Powerful magnets? One often hears strong magnets described as "powerful". But are they a source of power? I often hear people argue that magnets must be an inexhaustable source of power.
They cite the lowly refrigerator magnet, saying "It supports its own weight on the wall of the refrigerator forever, or at least for many years.
So magnets must be a source of considerable energy. What is wrong with their argument? Gravity enhancement. He used a sensitive torsion suspension to measure such a small force.
Suppose we have a liquid in a U-tube, in equilibrium, and then place a heavy lead ball red just under the left side of the tube. How will this affect the liquid levels in the tube?
Physics Puzzles. The Latest and exclusive collection of Physics Puzzles to tease your brain. Physics Puzzles helps exercising the brain and develop it to think logical and solve real world problems differenlty.

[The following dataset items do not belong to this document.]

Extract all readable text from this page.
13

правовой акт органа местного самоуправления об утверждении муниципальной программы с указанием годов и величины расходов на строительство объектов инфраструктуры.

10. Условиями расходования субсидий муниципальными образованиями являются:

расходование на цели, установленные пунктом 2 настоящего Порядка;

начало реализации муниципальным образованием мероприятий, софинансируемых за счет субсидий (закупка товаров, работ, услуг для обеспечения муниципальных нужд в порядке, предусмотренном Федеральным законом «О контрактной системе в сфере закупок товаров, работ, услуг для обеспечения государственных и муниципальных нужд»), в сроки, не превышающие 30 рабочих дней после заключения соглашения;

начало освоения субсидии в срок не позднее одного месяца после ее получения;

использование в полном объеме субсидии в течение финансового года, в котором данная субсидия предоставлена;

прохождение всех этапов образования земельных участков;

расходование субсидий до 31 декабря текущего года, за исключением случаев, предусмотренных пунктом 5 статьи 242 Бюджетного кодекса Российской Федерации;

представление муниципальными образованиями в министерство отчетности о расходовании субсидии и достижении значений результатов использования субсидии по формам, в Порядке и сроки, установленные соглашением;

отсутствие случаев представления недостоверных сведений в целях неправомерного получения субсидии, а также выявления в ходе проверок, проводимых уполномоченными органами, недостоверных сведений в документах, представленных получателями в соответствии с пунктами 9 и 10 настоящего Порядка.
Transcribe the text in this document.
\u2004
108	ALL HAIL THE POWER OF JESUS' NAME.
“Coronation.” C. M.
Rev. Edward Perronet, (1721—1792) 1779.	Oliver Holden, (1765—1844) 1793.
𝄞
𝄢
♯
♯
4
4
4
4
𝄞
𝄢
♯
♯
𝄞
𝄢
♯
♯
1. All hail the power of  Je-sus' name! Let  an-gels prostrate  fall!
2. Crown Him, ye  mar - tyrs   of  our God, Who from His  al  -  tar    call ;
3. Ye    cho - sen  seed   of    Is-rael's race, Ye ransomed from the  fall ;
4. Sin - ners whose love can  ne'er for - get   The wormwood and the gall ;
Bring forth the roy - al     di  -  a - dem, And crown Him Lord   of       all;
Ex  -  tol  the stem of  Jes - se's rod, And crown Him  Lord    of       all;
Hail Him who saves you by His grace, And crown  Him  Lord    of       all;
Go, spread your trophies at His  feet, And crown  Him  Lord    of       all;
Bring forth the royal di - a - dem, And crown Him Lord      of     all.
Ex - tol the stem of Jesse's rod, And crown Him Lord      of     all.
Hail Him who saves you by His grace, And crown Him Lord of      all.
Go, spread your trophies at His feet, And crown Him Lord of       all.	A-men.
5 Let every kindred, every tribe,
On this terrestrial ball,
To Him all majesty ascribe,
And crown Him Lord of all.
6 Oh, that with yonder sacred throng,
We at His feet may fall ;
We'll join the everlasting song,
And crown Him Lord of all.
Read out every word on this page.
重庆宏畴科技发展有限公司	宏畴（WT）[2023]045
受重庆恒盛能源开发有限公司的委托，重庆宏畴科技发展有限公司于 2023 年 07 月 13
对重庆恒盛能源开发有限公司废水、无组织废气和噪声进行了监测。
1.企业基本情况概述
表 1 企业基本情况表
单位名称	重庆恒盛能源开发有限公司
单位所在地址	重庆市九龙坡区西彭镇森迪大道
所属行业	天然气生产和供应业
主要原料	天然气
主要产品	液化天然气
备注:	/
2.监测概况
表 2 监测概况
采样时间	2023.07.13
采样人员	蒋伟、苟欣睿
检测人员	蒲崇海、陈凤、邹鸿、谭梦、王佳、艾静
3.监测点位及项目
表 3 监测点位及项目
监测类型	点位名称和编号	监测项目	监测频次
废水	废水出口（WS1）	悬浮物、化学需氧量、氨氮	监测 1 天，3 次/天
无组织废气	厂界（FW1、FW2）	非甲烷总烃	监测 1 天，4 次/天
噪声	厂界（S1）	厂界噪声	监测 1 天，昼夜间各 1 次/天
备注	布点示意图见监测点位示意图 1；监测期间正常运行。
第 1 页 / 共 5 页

Physics Puzzles 1 - Water flowing puzzle. View Solution.Fordernde Puzzles für dein Gehirn! Zeichne eine Form um die Rätel zu lösen - gar nicht so leicht wie es aussieht! Mal probieren? ◇ Dutzende knifflige Rätsel. Logic puzzles - physics. this logic game have a lot of riddles. in each of the game levels the ball,the vortex and obstacles are located in different place. you need. Brain It On – Physics Puzzles. Zielgruppen: Eltern, Ganze Familie, Grundschulkinder, Pädagogische Fachkräfte/ Lehrkräfte, SekundarstufeSchüler. Physics 2 dots game; - Brain it on the truck, matrix line puzzle, and wood truck physics; - Dozens of brain physics puzzles for free, with more being added all the. Physics-Based. Come in and play the best free physics-based puzzle games. i-logik.com is the ultimate destination for physics-based puzzle games. Solve fun Physics Riddles! Tease your brain with these cool mind boggling puzzles and jokes that will stump you. 30+ Physics Riddles And Answers To Solve - Puzzles & Brain Teasers.